Partant de ce constat et après des heures de discussion «parfois mouvementées», les cent ont accouché de plusieurs dizaines de propositions réunies dans un livret de 70 pages remis à la ville vendredi soir et déjà disponible en ligne. Ils demandent, par exemple, la mise en place d’une instance citoyenne consultative à l’échelle de la ville, pour rendre un avis sur un projet, en matière environnementale et /ou sociale, éclairé par des experts ; l’accélération de la végétalisation de la ville en tendant, par exemple, des câbles entre deux toits pour faire courir la végétation ; l’expérimentation du revenu universel ; l’installation d’un guichet unique permettant de visualiser l’ensemble des aides disponibles pour la rénovation thermique ; la diminution du nombre de panneaux publicitaires et la suppression des panneaux de publicité lumineux ; l’ouverture d’un dialogue citoyen sur l’interdiction des paquebots à Bordeaux…
Parmi les mesures phares figure, sans surprise, la diminution drastique de la voiture en ville, qui occupe à ce jour 70 % de l’espace public alors qu’elle représente seulement 25 % des déplacements. Sur le modèle de l’exemple grenoblois, les conventionnés invitent aussi la municipalité à mener une expérimentation en recrutant des «community organizers» à l’échelle des quartiers. «Ces derniers pourraient être chargés de faire un relevé des passoires et bouilloires thermiques sur Bordeaux, faire du porte-à-porte, rassembler les gens d’un même immeuble sur ce sujet, pour faire pression sur les propriétaires de ces logements», suggèrent-ils. Plus qu’un empilement de mesures, une partie du groupe a également élaboré un «calendrier de l’après» : des scénarios fictifs qui plongent le lecteur «dans le Bordeaux de 2040» et se projettent sur les défis climatiques à venir.

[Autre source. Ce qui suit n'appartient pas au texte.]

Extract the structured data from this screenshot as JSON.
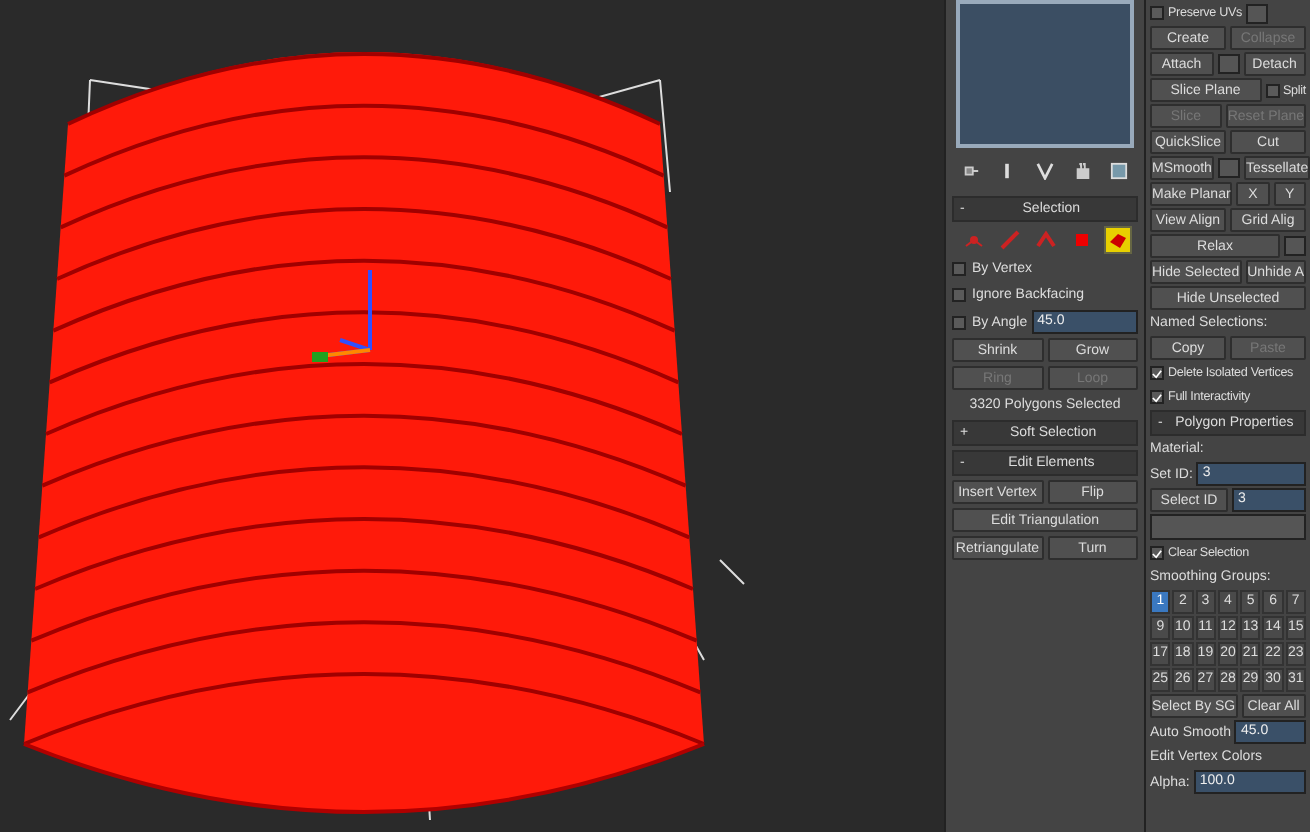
{
  "modifier_stack": {
    "toolbar": [
      {
        "kind": "pin"
      },
      {
        "kind": "bar"
      },
      {
        "kind": "fork"
      },
      {
        "kind": "hand"
      },
      {
        "kind": "config"
      }
    ]
  },
  "middle_panel": [
    [
      {
        "kind": "header",
        "sign": "-",
        "label": "Selection"
      }
    ],
    [
      {
        "kind": "subobjects",
        "items": [
          {
            "kind": "vertex",
            "selected": false
          },
          {
            "kind": "edge",
            "selected": false
          },
          {
            "kind": "border",
            "selected": false
          },
          {
            "kind": "polygon",
            "selected": false
          },
          {
            "kind": "element",
            "selected": true
          }
        ]
      }
    ],
    [
      {
        "kind": "checkbox",
        "label": "By Vertex",
        "checked": false
      }
    ],
    [
      {
        "kind": "checkbox",
        "label": "Ignore Backfacing",
        "checked": false
      }
    ],
    [
      {
        "kind": "checkbox",
        "label": "By Angle",
        "checked": false
      },
      {
        "kind": "spinner",
        "value": "45.0"
      }
    ],
    [
      {
        "kind": "button",
        "label": "Shrink",
        "disabled": false
      },
      {
        "kind": "button",
        "label": "Grow",
        "disabled": false
      }
    ],
    [
      {
        "kind": "button",
        "label": "Ring",
        "disabled": true
      },
      {
        "kind": "button",
        "label": "Loop",
        "disabled": true
      }
    ],
    [
      {
        "kind": "label",
        "label": "3320 Polygons Selected"
      }
    ],
    [
      {
        "kind": "header",
        "sign": "+",
        "label": "Soft Selection"
      }
    ],
    [
      {
        "kind": "header",
        "sign": "-",
        "label": "Edit Elements"
      }
    ],
    [
      {
        "kind": "button",
        "label": "Insert Vertex",
        "disabled": false
      },
      {
        "kind": "button",
        "label": "Flip",
        "disabled": false
      }
    ],
    [
      {
        "kind": "button",
        "label": "Edit Triangulation",
        "disabled": false
      }
    ],
    [
      {
        "kind": "button",
        "label": "Retriangulate",
        "disabled": false
      },
      {
        "kind": "button",
        "label": "Turn",
        "disabled": false
      }
    ]
  ],
  "right_panel": [
    [
      {
        "kind": "checkbox",
        "label": "Preserve UVs",
        "checked": false
      },
      {
        "kind": "settings"
      }
    ],
    [
      {
        "kind": "button",
        "label": "Create",
        "disabled": false
      },
      {
        "kind": "button",
        "label": "Collapse",
        "disabled": true
      }
    ],
    [
      {
        "kind": "button",
        "label": "Attach",
        "disabled": false
      },
      {
        "kind": "settings"
      },
      {
        "kind": "button",
        "label": "Detach",
        "disabled": false
      }
    ],
    [
      {
        "kind": "button",
        "label": "Slice Plane",
        "disabled": false
      },
      {
        "kind": "checkbox",
        "label": "Split",
        "checked": false
      }
    ],
    [
      {
        "kind": "button",
        "label": "Slice",
        "disabled": true
      },
      {
        "kind": "button",
        "label": "Reset Plane",
        "disabled": true
      }
    ],
    [
      {
        "kind": "button",
        "label": "QuickSlice",
        "disabled": false
      },
      {
        "kind": "button",
        "label": "Cut",
        "disabled": false
      }
    ],
    [
      {
        "kind": "button",
        "label": "MSmooth",
        "disabled": false
      },
      {
        "kind": "settings"
      },
      {
        "kind": "button",
        "label": "Tessellate",
        "disabled": false
      }
    ],
    [
      {
        "kind": "button",
        "label": "Make Planar",
        "disabled": false
      },
      {
        "kind": "button",
        "label": "X",
        "disabled": false
      },
      {
        "kind": "button",
        "label": "Y",
        "disabled": false
      }
    ],
    [
      {
        "kind": "button",
        "label": "View Align",
        "disabled": false
      },
      {
        "kind": "button",
        "label": "Grid Alig",
        "disabled": false
      }
    ],
    [
      {
        "kind": "button",
        "label": "Relax",
        "disabled": false
      },
      {
        "kind": "settings"
      }
    ],
    [
      {
        "kind": "button",
        "label": "Hide Selected",
        "disabled": false
      },
      {
        "kind": "button",
        "label": "Unhide A",
        "disabled": false
      }
    ],
    [
      {
        "kind": "button",
        "label": "Hide Unselected",
        "disabled": false
      }
    ],
    [
      {
        "kind": "label",
        "label": "Named Selections:"
      }
    ],
    [
      {
        "kind": "button",
        "label": "Copy",
        "disabled": false
      },
      {
        "kind": "button",
        "label": "Paste",
        "disabled": true
      }
    ],
    [
      {
        "kind": "checkbox",
        "label": "Delete Isolated Vertices",
        "checked": true
      }
    ],
    [
      {
        "kind": "checkbox",
        "label": "Full Interactivity",
        "checked": true
      }
    ],
    [
      {
        "kind": "header",
        "sign": "-",
        "label": "Polygon Properties"
      }
    ],
    [
      {
        "kind": "label",
        "label": "Material:"
      }
    ],
    [
      {
        "kind": "spinner",
        "label": "Set ID:",
        "value": "3"
      }
    ],
    [
      {
        "kind": "button",
        "label": "Select ID",
        "disabled": false
      },
      {
        "kind": "spinner",
        "value": "3"
      }
    ],
    [
      {
        "kind": "dropdown"
      }
    ],
    [
      {
        "kind": "checkbox",
        "label": "Clear Selection",
        "checked": true
      }
    ],
    [
      {
        "kind": "label",
        "label": "Smoothing Groups:"
      }
    ],
    [
      {
        "kind": "grid",
        "cells": [
          {
            "label": "1",
            "selected": true
          },
          {
            "label": "2",
            "selected": false
          },
          {
            "label": "3",
            "selected": false
          },
          {
            "label": "4",
            "selected": false
          },
          {
            "label": "5",
            "selected": false
          },
          {
            "label": "6",
            "selected": false
          },
          {
            "label": "7",
            "selected": false
          },
          {
            "label": "9",
            "selected": false
          },
          {
            "label": "10",
            "selected": false
          },
          {
            "label": "11",
            "selected": false
          },
          {
            "label": "12",
            "selected": false
          },
          {
            "label": "13",
            "selected": false
          },
          {
            "label": "14",
            "selected": false
          },
          {
            "label": "15",
            "selected": false
          },
          {
            "label": "17",
            "selected": false
          },
          {
            "label": "18",
            "selected": false
          },
          {
            "label": "19",
            "selected": false
          },
          {
            "label": "20",
            "selected": false
          },
          {
            "label": "21",
            "selected": false
          },
          {
            "label": "22",
            "selected": false
          },
          {
            "label": "23",
            "selected": false
          },
          {
            "label": "25",
            "selected": false
          },
          {
            "label": "26",
            "selected": false
          },
          {
            "label": "27",
            "selected": false
          },
          {
            "label": "28",
            "selected": false
          },
          {
            "label": "29",
            "selected": false
          },
          {
            "label": "30",
            "selected": false
          },
          {
            "label": "31",
            "selected": false
          }
        ]
      }
    ],
    [
      {
        "kind": "button",
        "label": "Select By SG",
        "disabled": false
      },
      {
        "kind": "button",
        "label": "Clear All",
        "disabled": false
      }
    ],
    [
      {
        "kind": "spinner",
        "label": "Auto Smooth",
        "value": "45.0"
      }
    ],
    [
      {
        "kind": "label",
        "label": "Edit Vertex Colors"
      }
    ],
    [
      {
        "kind": "spinner",
        "label": "Alpha:",
        "value": "100.0"
      }
    ]
  ]
}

Un moyen de sensibiliser davantage la population au réchauffement climatique.
«Dessiner un horizon d’espérance»
«On a rapidement créé des liens entre nous», se remémore Annabelle, 19 ans, l’une des benjamines de la convention. «Pour nous, ce n’est que le début. Nous avons déjà prévu de nous revoir pour poursuivre le travail.» Dans la salle, le plus jeune a 17 ans, l’aînée 81 ans. Certains sont étudiants, retraités, sans emploi, chefs d’entreprise, ouvriers, soignants… «Il y a une grande diversité des profils», se félicite le collectif. Pour une meilleure représentation, ils habitent tous différents quartiers à Bordeaux. «On mesure la chance d’avoir pu participer à ce grand dialogue. Pour la première fois, j’ai vraiment eu l’impression d’être impliquée dans la vie de ma ville», se réjouit Fatima, 55 ans, agent de service hospitalier. Des Bordelais de la Convention citoyenne pointent toutefois «une très mauvaise communication de la ville» de manière globale. «Lors de cette convention, on a découvert beaucoup de projets et de services dont on n’avait jamais entendu parler. Il faut que l’info circule davantage», déplorent-ils.
A l’issue de la restitution, Pierre Hurmic s’est défendu d’avoir voulu orienter le débat : «Il y a sans doute des similitudes avec des points de mon programme électoral, mais le grand dialogue n’est pas et ne doit pas être une opération de communicants», a insisté l’élu en découvrant une partie des propositions. «Vous nous aidez à dessiner un horizon d’espérance dans un monde où tout le monde est désenchanté. Avec ces propositions, nous voulons démontrer que l’urgence climatique peut trouver des solutions grâce à l’effort collectif, en faisant émerger des solutions pragmatiques. Maintenant, c’est à nous de prendre le relais. Et notre travail commence dès lundi.»